The most undervalued Platform - Education deep value stocks based on fair value analysis

  • Crizac Ltd — Significantly Undervalued
  • Stocks sorted by valuation signal (most undervalued first).

Which Platform - Education deep value stock has the highest earnings acceleration?

Platform - Education deep value stocks with the highest earnings growth

  • Crizac Ltd — PAT growth +48.0% YoY, earnings stable

Why are Platform - Education stocks underperforming despite improving earnings?

Platform - Education deep value stocks are underperforming despite improving earnings because the market has not yet recognized their earnings recovery. This creates a potential opportunity for patient investors

  • The market often takes 2-4 quarters to re-rate stocks after earnings improve
  • Deep value stocks typically have a negative narrative that suppresses sentiment
  • Improving earnings combined with market underperformance creates a valuation gap
  • When the market eventually recognizes the recovery, re-rating can be significant
  • This is an educational explanation of deep value investing theory.

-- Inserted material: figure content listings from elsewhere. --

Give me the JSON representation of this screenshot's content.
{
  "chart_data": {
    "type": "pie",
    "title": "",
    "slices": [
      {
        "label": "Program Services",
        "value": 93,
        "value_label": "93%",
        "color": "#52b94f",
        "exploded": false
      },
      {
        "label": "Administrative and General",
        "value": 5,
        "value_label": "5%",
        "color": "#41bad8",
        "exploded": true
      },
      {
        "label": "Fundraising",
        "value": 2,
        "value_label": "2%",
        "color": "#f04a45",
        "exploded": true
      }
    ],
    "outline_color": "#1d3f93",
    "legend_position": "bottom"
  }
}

Which Platform - Education deep value stocks have the highest revenue growth?

Platform - Education deep value stocks with the highest revenue growth

  • Crizac Ltd — Revenue growth +15.0% YoY

What is the average PE ratio of Platform - Education deep value stocks?

The average PE ratio of Platform - Education deep value stocks is 16.6x. Deep value stocks typically trade at lower PE multiples relative to their sector peers, reflecting the market's skepticism about their recovery.

Is the earnings recovery in Platform - Education sustainable?

Sustainability indicators for the Platform - Education deep value earnings recovery

  • A sustainable recovery shows more stocks accelerating than decelerating.

Is Platform - Education a contrarian opportunity worth studying?

Platform - Education as a contrarian opportunity — key research signals

  • 1 stock underperforming the market (contrarian setup)
  • 1 stock appears undervalued based on fair value analysis
  • Contrarian investing requires patience.

What is the typical recovery timeline for deep value stocks?

Deep value stock recovery timelines vary, but historical patterns suggest

  • 1-2 quarters: Earnings inflection detected, market still skeptical
  • 2-4 quarters: Consistent earnings improvement builds confidence
  • 4-6 quarters: Market re-rates, stock price catches up to fundamentals
  • Some stocks never recover — continuous monitoring is essential
  • Timelines are approximate and based on historical patterns.

What is deep value investing?

Deep value investing is a strategy of studying stocks that are underperforming the market despite showing improving fundamentals (earnings growth, margin expansion). The thesis is that the market has not yet recognized the earnings recovery, creating a potential valuation gap.

  • These stocks typically underperform indices like Nifty 500
  • They show positive earnings trends (PAT growth, revenue growth)
  • The market eventually re-rates them as earnings improvements sustain
  • It requires patience — recovery can take several quarters

The above FAQs are based on publicly available financial data. This is educational research only. Sector Alpha is not SEBI registered and does not provide investment advice.